‘Scares me rigid’: Residents raise fire safety concerns as 187-room underground hotel wins planning permission

The development will sit beneath St Giles Hotel. Photograph: Ethan Doyle White / Wikicommons

An underground hotel with 187 bedrooms can open near the British Museum.

Developers Central London Investments won planning permission for a revised scheme for the subterranean hotel in a former car park in Bloomsbury.

It will see more hotel accommodation beneath the unconnected 730-bedroom St Giles Hotel and the YMCA gym on Great Russell Street.

The new hotel in the Brutalist 20th-century building will use the ground floor and two basement levels.

The scheme attracted 13 objections, with some nearby residents concerned about noise from service vehicles and waste collection.

A previous application in 2016 for 166 rooms was approved by Camden planning committee.

The developers later asked to increase this to 207 rooms but were rejected in 2022 over concerns about “poor quality visitor accommodation” and insufficient space for back-of-house services.

Roger Wilson from the Bloomsbury Association told councillors that residents are concerned about the increase in rooms and said there would be more noise, more waste, and extra deliveries for the vending machines.

The council said just one delivery vehicle a week was expected “for guest amenities”.

Wilson said the waste storage area at street level would be too small for the hotel.

He said: “This is really overdevelopment.”

A planning report said waste will only be put out at collection times.

Wilson also raised concerns about evacuation if there was a fire.

He said the thought of evacuating hundreds of people at 3am “trying to get out from under ground scares me rigid”.

He said the lessons of the Grenfell fire tragedy must be learned.

The council said the fire statement was drawn up by fire engineers and will be reviewed by building control.

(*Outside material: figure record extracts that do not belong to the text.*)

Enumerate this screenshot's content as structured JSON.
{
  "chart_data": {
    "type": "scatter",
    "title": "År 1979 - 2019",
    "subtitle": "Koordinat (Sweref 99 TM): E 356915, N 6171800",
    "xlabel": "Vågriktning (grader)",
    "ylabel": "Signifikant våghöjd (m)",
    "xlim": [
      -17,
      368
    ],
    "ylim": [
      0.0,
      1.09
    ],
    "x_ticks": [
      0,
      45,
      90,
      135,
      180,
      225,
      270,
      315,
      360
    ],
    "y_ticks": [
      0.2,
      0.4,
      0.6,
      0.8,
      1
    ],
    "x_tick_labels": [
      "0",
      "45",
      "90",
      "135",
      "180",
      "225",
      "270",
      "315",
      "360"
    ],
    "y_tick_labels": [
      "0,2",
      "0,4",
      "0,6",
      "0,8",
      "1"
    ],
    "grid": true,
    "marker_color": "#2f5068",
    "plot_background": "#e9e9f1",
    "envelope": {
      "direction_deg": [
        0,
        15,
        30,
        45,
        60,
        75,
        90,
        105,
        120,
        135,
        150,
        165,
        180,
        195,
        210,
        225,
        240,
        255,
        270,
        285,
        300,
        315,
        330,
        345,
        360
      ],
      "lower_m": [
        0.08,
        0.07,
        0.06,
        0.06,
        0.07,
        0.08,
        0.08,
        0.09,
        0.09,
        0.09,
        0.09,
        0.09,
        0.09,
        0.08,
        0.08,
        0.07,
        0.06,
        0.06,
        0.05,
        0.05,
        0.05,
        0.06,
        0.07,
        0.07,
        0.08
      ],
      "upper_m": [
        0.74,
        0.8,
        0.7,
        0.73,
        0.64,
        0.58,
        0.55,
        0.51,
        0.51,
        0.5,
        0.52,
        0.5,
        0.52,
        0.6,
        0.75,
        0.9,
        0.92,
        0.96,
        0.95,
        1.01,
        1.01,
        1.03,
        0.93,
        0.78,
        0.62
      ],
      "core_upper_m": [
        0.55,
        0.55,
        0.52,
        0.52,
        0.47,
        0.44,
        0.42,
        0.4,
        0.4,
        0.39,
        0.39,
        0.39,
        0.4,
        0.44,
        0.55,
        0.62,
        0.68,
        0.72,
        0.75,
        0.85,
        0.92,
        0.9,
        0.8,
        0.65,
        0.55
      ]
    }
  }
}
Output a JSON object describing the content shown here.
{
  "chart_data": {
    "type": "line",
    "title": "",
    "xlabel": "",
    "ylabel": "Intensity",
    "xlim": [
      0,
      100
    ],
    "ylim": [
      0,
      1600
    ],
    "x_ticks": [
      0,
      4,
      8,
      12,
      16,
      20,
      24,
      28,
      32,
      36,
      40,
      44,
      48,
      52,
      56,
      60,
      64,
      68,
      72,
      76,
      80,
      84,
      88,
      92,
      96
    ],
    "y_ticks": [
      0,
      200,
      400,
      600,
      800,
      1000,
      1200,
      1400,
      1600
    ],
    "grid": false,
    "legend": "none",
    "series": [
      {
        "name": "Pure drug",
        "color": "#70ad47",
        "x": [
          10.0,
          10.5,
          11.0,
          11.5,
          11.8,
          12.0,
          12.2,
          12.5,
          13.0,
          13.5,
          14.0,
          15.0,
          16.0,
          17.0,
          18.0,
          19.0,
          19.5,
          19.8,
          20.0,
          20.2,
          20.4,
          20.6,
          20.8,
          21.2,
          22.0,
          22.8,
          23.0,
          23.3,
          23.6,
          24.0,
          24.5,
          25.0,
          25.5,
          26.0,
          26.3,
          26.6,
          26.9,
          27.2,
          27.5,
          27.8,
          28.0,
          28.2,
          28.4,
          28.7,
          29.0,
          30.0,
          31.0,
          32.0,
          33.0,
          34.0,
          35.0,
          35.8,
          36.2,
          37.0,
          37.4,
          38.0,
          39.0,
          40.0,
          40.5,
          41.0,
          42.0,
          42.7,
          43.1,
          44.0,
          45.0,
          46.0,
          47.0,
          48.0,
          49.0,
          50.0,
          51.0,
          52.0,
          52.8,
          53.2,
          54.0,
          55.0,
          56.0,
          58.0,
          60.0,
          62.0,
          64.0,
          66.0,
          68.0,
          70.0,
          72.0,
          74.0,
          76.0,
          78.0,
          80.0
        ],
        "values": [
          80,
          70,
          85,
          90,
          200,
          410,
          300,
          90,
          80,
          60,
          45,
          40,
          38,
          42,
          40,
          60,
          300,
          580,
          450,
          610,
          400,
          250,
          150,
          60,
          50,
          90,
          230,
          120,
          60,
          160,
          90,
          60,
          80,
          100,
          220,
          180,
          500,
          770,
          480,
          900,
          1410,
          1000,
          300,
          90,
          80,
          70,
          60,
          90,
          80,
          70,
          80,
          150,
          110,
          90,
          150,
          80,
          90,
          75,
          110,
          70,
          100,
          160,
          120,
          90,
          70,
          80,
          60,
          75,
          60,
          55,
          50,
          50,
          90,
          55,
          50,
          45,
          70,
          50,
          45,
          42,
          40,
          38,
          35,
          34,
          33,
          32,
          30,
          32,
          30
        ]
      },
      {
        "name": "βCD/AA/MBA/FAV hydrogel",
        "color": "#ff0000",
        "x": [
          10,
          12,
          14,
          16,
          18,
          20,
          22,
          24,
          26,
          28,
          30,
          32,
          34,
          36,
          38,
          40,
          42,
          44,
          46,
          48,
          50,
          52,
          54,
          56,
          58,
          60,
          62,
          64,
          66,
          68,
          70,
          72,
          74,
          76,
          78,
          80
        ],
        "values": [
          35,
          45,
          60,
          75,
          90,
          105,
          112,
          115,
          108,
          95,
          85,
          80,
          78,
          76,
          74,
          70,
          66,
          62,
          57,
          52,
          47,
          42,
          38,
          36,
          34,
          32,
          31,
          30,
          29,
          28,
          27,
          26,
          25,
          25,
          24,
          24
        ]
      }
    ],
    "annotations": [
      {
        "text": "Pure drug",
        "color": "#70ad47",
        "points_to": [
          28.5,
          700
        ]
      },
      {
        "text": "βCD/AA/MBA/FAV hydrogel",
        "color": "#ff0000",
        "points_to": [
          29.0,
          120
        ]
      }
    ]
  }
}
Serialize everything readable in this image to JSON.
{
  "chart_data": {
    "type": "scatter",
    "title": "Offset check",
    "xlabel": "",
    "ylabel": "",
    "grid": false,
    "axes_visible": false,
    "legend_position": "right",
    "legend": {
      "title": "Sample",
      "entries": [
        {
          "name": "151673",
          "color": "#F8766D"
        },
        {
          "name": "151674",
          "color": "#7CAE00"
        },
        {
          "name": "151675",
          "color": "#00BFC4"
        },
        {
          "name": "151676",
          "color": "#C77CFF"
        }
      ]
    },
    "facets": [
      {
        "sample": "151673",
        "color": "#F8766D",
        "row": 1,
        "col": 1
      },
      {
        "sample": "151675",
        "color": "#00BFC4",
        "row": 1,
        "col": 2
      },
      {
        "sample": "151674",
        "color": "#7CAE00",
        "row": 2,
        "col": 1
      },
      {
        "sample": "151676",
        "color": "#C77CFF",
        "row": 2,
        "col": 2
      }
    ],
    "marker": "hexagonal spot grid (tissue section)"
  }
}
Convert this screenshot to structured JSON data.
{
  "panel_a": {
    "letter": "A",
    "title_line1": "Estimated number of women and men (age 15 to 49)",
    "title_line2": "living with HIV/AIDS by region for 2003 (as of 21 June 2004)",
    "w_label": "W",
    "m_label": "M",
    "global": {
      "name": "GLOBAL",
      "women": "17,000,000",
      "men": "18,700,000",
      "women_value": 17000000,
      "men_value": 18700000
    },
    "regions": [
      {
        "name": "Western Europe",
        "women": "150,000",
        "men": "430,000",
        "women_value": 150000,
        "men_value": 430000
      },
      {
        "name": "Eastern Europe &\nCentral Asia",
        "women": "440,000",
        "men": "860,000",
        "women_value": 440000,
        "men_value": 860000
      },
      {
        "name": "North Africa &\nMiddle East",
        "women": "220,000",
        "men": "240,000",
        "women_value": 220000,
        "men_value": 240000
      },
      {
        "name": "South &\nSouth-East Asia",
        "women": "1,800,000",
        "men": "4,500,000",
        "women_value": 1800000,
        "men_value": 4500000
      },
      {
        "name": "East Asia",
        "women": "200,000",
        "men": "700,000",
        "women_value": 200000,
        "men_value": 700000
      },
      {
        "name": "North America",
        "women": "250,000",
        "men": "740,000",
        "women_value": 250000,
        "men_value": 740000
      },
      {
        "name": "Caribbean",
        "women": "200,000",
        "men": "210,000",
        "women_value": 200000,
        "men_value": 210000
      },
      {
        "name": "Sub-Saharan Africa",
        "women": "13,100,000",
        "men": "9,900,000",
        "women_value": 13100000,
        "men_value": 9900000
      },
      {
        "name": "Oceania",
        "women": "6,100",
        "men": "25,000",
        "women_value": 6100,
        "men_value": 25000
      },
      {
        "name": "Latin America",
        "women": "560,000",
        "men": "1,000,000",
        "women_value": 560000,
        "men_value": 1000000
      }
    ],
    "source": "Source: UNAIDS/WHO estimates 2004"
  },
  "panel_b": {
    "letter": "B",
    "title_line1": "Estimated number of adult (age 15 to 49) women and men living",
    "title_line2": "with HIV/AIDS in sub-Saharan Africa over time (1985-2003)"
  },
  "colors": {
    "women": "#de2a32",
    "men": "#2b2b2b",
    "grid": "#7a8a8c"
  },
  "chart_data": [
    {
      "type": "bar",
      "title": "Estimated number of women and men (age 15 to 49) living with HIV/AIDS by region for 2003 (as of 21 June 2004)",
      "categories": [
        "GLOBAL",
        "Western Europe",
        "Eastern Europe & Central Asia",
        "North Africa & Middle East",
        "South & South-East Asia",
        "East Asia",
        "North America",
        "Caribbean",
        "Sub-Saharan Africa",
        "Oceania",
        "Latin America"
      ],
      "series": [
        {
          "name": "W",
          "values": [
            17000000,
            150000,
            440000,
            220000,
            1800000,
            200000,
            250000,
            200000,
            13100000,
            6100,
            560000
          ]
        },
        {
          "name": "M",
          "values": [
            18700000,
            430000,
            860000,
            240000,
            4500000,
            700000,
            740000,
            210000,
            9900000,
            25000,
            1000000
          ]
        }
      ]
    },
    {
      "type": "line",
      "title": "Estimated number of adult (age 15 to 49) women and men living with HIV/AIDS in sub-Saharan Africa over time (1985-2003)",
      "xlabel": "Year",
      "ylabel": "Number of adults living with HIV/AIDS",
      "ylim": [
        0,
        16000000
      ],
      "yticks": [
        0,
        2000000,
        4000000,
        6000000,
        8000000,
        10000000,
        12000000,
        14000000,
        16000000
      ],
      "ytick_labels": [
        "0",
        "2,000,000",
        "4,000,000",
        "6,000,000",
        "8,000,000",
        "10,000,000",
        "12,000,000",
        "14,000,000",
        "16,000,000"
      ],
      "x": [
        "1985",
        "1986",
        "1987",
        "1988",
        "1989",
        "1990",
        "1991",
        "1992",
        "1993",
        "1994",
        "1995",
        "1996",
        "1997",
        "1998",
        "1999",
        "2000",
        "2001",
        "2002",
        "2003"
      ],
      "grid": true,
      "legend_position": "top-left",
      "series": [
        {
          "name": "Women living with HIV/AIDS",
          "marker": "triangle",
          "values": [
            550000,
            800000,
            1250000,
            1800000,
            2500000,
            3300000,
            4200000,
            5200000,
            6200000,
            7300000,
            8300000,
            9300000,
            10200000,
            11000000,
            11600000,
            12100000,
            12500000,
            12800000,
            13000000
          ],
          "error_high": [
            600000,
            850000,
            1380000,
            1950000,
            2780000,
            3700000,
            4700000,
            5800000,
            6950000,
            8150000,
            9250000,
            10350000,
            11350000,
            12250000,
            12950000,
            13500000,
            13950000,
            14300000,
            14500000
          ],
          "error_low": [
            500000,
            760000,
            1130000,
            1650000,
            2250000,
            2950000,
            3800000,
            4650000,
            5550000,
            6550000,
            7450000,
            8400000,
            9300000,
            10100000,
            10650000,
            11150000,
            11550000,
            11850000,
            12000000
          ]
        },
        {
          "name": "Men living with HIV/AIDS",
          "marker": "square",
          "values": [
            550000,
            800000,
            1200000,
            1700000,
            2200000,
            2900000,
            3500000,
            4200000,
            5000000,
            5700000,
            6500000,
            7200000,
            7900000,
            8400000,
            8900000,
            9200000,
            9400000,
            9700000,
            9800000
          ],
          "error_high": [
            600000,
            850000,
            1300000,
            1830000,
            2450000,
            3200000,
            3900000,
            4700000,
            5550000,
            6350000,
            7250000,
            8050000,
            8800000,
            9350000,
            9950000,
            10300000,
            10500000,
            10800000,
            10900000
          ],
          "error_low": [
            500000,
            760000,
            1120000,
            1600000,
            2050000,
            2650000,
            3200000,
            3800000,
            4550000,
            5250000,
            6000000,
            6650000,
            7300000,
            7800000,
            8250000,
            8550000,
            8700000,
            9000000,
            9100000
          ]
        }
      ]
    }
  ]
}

The Bloomsbury Residents Action Group are worried that there is just one lift despite the number of rooms increasing, and fear the impact of service at street level.

The applicant said it is signing up to the “highest level of lift protection” with rapid call-outs and pointed out that there is a ramp that can be used to evacuate wheelchair users.

It plans to “respect nearby residential neighbours” and has worked with then over an operational management plan and amended the scheme because of the council’s concerns.